Nasıl bulaştı bütün dünyaya?
Ne kurdu bunu?
Şimdi de aynı soruları sormuyor muyuz?
Gezi’yle eşzamanlı olarak, Kahire’den New York’a birçok
merkezde devrimci eylemler doğdu.
Ortak bir ruh oluştu.
'68'de de bu ortak ruh önemliydi.
Bir de tabii hatırlamak gerekir ki, '68
anti-emperyalist savaşlar çağıydı.
Solun bütün tarihinde zirvede olduğu bir çağdı.
'68 eylemleri, kurtuluş savaşları, kitlesel işçi
hareketleri ve Marksizm’in yükselişi iç içeydi.

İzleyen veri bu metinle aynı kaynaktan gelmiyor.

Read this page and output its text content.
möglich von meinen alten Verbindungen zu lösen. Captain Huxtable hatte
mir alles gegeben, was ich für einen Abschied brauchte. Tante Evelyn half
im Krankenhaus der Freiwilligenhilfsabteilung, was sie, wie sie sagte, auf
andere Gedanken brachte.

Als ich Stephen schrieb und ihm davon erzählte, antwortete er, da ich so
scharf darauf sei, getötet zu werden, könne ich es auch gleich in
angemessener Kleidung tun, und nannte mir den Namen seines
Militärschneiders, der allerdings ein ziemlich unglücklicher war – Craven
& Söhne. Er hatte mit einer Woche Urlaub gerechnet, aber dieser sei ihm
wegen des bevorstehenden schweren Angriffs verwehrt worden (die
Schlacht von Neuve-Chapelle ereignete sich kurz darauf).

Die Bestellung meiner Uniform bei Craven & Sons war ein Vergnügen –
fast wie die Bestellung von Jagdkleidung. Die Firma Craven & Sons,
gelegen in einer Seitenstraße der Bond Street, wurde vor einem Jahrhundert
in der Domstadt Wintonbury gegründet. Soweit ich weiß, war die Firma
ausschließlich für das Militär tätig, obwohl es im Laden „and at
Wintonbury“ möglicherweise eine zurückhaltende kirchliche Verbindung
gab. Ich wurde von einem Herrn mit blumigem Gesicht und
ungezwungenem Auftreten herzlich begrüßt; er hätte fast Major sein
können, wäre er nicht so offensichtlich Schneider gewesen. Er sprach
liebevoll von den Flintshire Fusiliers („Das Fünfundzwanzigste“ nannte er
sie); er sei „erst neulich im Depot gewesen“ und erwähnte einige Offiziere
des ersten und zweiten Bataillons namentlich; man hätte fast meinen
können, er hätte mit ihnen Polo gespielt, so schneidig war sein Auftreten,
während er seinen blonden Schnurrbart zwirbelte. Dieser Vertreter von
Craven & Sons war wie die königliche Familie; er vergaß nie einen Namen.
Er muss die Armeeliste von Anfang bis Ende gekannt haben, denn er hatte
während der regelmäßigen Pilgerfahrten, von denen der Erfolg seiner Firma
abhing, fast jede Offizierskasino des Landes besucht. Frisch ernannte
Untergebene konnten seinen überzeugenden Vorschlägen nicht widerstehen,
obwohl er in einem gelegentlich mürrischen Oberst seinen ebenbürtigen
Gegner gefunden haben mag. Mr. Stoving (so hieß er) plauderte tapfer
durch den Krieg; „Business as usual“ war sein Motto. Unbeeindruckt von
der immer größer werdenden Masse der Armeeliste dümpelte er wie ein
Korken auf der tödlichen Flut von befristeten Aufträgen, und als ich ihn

Tabii ki bu isyan Türkiye'ye de yansıdı.
Ve bu isyana katılan üniversiteler arasında
ODTÜ, eylemlerin niteliği ve sürekliliği açısından en önde gelen
üniversiteydi belki de.
Unutmayalım ki, büyük ölçüde kendiliğinden
yükseliyordu bu eylemler.
Yani, 19. yüzyıldaki gibi büyük anlatıların
(ütopyaların), disiplinli-resmî örgütlerin, şimdiki gibi iletişim
makinelerinin işi değildi.
Dolayısıyla insanın doğasında böyle bir özgürlük
arzusunun var olduğuna inanmak gerekir.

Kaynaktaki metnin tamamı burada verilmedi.